Selepas dari Ruswer History Museum, mereka tidak langsung pulang, melainkan mampir ke pertokoan di pusat kota untuk makan malam. Jade mengajak kawan-kawannya membeli burger dan kentang goreng di kafe yang sama tempat dirinya bertemu Caspian.

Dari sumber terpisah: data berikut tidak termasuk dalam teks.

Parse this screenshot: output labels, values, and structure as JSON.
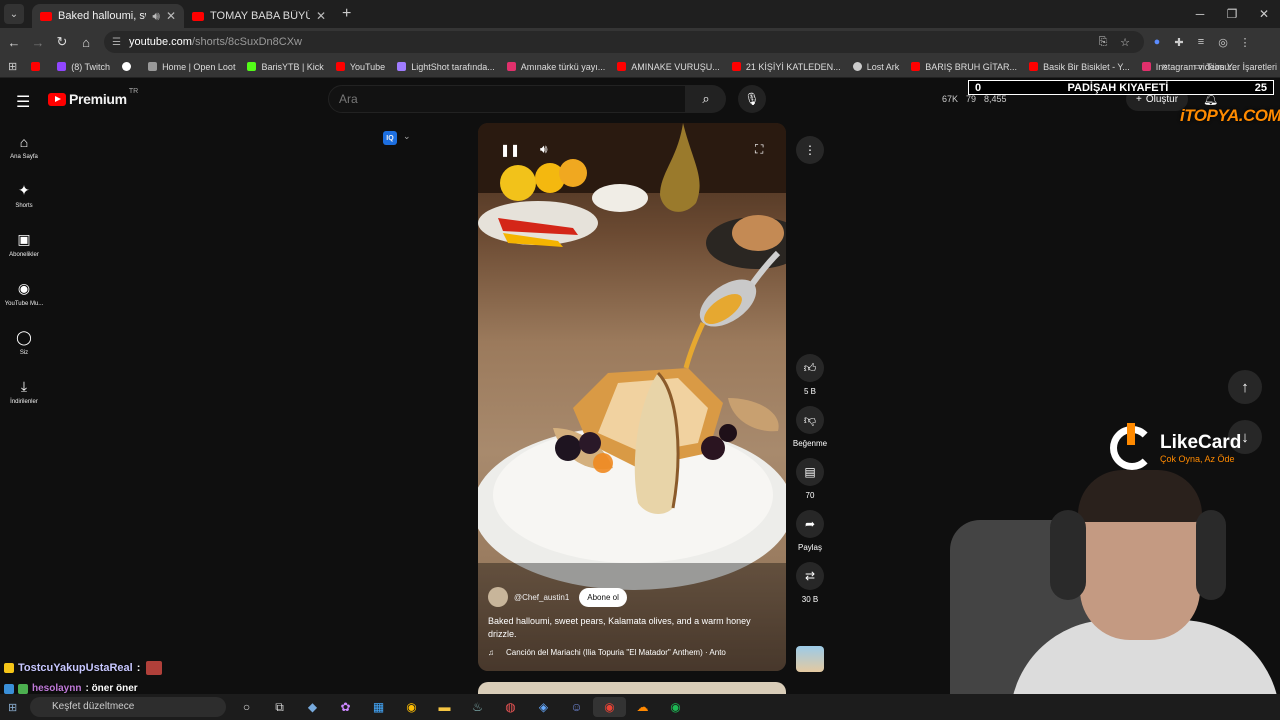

Selagi Joseph dan Cordelia menunggu di meja pengunjung yang dempet dengan jendela, Jade memesan sesuatu. 

Pemuda itu datang beberapa saat kemudian dengan tampang kuyu. Ketika pantatnya baru menyentuh kursi, keluhan itu melesat, “Sepertinya pegawai di kafe ini mulai membenciku karena bertanya tentang kalung itu terus.” 

“Mereka belum juga menemukannya?” tanya Cordelia.

“Tidak, dan kau tahu? Salah satu dari mereka malah protes karena aku mengabaikan pesannya terus-menerus.”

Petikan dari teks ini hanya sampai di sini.